In yesterday’s blog, I dealt with what might be useless degrees by subject. In some fields, you will not get far without a 1st or 2:1, but in others, just getting through is enough. You also have to watch out: get a first from (say) a ‘New University’, and then work alongside some loser who could only manage a Third from Oxbridge, and he will forever be trying to justify that he went to a real University. The fact that he only attended 8 week terms, and got there by dint of determined parents, will not be obvious to him!
I think I will leave it to Rod Liddle to make the case against the many ‘isms’ for which students get extra time or other help, as sometimes it is justified.
You can, of course, make your degree effectively worthless in a variety of other ways. There was a time when if you were caught cheating, you would get slung out, but not always now.
Dreadful though it may seem, some students still turn up to an exam with a scrap of paper on which a few equations have been scribbled in tiny letters. My advice: do not bother. It will not help. Smoking less dope, so you can get up in the morning and attend lectures, is a far more effective way of passing exams.
Technology is a better aid to the cheater.
Perhaps the most egregious case of cheating I ever came across was of a dozen students who sat an exam in a difficult technical subject and produced word perfect and identical answers, exactly matching the examining lecturer’s model solution. For those not in the know, examinations in science and engineering in particular are matched with model answers showing how the calculations are done, and examinations in other subjects are matched with lists of points for which the student may get credit in an answer, e.g. counting how many references to Marx there are. The slightly inconvenient factor was that either due to his inefficiency or to other pressures on time, the lecturer in question had not even covered that part of the syllabus in lectures!
So how on earth could a student reliably get hold of a model solution? Well clearly, carelessness or corruption (some students are very much better off than clerks, and even some lecturers). Some staff are susceptible to sexual approaches from students, but I won’t go there, despite knowing of numerous cases. But the answer is simpler than that. Most universities now get lecturers to deliver their material via PowerPoint and each lecture theatre has a computer that staff can login to. Students get malicious software to load on those machines to intercept the lecturers’ keystrokes, and then they have access to anything on his or her part of the University network, including exam questions and solutions. Bingo.

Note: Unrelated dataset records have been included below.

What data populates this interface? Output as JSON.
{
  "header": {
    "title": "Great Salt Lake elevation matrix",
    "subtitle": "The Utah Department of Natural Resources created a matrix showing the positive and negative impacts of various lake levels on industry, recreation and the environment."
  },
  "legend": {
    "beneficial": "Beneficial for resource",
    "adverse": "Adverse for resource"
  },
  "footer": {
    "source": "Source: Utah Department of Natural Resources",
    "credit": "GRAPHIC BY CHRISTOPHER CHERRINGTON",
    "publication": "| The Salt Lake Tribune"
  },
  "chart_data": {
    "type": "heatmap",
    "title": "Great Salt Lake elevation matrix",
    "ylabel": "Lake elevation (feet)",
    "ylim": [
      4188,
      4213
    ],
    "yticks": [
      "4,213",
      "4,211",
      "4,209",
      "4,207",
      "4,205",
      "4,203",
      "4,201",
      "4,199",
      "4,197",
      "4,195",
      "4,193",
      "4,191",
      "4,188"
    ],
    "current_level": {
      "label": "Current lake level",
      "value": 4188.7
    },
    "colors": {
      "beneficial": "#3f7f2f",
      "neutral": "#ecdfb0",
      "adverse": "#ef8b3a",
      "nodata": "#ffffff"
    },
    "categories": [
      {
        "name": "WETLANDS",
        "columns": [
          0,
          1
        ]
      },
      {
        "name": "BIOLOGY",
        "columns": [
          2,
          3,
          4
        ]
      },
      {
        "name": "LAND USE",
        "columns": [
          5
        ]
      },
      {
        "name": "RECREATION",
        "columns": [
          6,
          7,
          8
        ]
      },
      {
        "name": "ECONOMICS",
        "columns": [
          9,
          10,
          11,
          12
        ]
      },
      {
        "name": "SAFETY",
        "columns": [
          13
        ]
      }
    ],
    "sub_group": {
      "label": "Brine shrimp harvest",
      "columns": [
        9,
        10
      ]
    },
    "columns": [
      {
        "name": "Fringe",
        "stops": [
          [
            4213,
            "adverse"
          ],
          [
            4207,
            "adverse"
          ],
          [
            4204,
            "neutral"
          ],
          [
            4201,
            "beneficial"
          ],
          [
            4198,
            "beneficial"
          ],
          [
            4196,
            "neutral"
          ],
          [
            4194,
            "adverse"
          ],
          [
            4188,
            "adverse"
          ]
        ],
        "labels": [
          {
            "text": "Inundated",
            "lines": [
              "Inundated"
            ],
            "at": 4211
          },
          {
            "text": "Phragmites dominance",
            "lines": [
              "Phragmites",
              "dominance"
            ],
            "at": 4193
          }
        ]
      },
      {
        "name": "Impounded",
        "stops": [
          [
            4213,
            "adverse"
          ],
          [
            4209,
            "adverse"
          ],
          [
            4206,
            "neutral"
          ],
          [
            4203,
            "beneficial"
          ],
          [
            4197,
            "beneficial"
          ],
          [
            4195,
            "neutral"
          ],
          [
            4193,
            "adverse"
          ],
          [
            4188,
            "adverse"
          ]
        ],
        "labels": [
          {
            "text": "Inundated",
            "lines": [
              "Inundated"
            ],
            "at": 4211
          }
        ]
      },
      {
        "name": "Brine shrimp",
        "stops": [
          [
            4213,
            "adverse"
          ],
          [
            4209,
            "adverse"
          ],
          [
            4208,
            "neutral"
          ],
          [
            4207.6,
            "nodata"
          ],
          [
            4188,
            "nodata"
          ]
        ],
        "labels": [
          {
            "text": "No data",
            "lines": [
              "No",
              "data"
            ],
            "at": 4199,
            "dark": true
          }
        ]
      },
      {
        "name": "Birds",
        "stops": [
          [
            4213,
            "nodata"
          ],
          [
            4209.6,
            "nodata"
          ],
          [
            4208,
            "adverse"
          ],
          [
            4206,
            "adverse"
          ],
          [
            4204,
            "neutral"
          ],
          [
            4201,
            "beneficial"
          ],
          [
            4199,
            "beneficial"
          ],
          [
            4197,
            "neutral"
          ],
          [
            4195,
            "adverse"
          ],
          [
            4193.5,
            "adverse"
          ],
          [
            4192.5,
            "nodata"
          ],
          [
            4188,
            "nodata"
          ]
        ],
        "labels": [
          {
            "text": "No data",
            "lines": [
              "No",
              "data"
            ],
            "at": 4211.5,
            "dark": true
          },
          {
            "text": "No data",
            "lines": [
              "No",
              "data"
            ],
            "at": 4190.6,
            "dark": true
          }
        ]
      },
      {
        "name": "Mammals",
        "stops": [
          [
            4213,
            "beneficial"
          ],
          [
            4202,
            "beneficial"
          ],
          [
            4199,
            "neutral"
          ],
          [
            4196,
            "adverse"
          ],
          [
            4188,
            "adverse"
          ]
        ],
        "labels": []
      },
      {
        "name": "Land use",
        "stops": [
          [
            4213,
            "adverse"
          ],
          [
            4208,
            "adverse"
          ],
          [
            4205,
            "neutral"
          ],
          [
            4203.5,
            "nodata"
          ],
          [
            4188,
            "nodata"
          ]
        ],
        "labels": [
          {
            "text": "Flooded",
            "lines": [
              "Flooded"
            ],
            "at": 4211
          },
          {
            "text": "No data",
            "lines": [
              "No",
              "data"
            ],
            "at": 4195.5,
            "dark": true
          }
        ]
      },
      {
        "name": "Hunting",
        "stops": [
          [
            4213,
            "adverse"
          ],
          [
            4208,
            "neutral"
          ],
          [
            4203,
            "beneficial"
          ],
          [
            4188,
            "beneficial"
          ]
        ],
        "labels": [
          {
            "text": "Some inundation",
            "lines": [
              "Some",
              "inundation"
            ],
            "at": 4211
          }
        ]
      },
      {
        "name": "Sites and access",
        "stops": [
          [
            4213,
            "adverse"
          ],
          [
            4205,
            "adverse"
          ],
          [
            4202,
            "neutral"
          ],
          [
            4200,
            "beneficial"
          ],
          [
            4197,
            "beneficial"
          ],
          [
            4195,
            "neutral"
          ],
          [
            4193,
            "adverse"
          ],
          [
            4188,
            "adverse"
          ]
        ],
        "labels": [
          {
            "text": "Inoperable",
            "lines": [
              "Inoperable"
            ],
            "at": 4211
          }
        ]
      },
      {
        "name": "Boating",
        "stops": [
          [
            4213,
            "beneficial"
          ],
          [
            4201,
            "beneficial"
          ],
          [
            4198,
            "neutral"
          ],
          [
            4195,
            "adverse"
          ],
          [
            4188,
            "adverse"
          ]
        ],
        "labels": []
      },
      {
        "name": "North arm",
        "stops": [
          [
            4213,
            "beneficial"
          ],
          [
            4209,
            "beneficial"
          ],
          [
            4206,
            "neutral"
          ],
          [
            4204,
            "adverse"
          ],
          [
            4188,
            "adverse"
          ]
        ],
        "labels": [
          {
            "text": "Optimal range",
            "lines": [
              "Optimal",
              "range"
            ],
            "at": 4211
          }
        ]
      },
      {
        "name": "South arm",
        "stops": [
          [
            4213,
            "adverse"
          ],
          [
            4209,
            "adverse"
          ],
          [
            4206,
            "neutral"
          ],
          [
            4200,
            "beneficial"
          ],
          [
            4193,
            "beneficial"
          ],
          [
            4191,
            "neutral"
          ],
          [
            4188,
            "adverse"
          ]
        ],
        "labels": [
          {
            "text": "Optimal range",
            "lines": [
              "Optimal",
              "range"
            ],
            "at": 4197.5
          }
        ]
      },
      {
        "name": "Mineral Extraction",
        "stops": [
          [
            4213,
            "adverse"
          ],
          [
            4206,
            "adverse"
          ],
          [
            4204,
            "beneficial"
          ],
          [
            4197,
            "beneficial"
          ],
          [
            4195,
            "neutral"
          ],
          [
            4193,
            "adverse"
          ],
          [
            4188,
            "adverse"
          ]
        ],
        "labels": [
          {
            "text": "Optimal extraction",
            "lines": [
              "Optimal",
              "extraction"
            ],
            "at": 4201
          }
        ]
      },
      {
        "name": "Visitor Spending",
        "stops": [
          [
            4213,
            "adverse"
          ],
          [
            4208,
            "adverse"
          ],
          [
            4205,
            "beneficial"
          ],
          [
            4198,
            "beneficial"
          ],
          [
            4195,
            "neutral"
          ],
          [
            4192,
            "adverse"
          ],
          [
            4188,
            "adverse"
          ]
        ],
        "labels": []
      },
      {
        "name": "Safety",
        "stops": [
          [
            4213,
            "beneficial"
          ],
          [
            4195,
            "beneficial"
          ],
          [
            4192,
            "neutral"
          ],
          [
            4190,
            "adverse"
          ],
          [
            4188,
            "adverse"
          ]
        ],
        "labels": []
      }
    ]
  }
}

Let’s suppose that a student is too fastidious to cheat for himself. Why bother anyway, when the University will cheat for you? The perennial problem of grade inflation applies to universities as well as everywhere else in education, and indeed, universities are just as praised for raising the percentage of Firsts as schools are for raising the number of A grades. It is not just a competition between universities, but there is competition between departments, and within a department, competition between staff. They do not always like each other, you know. And staff cheat. In my experience over many decades and also acting as an external examiner to six separate courses I have seen examples of this. In one case, the lecturer refused to submit marks in the range 36-39 (where 40 was the pass mark) because he said it just wasted his time in the exam board where he knew that these marginal students would be pushed to 40 anyway. It was an individual cheat, in the full knowledge that there was likely to be a corporate cheat.
I think we also have experience of lecturers and teachers who taught to the exam, and once you know who they are, it is extremely irritating to sit in an examination board with them where they pontificate on how superior their teaching is in comparison to yours.
“What?” you may ask, “Surely the pass mark should be more than 40?” Well, perhaps it should, but it does take account of the pressure on time faced by the student, the need to master many sub-disciplines simultaneously (although perhaps this isn’t so important now that students usually get time off between exams, so they aren’t morning and afternoon for a week, as they were a half-century ago). But do think, as you are boarding an aeroplane, getting in the car, or walking over a bridge, about who designed it! It also explains why so many politicians don’t seem to be all that bright!
Then again, after a range of cheating in different subjects the performance of an individual is considered holistically, and various procedures with fancy names like ‘compensation’ and ‘condonement’ are applied to push the feepayer student through. Condonement means accepting that they will not pass everything, and compensation means that if they did well somewhere they are allowed to do badly somewhere else. Not necessarily unfair, as most students aren’t brilliant everything, but really unfair when their better performances were the result of cheating. Nowadays, there are endless ‘resit’ examination possibilities, and long after the event I am still disgruntled that I had to produce a resit exam for a single student who flunked it, but he still got through because of a condonement regulation in the resit exam board.
That is what I call a worthless degree: you cheated, the lecturers cheated, and the system cheated. Oh, and now you pay for the privilege, the student groups are larger and the staff busier than in the past, the terms are shorter and the contact hours fewer. You’ve been robbed … the cheating wasn’t just for you, it’s against you too.
So what, you may ask, happened to the dozen students with the perfect answers to something they had not been taught? Well, the panel that sat in judgement decided to reject the claim that any one of them had cheated, on the grounds of ‘insufficient evidence’.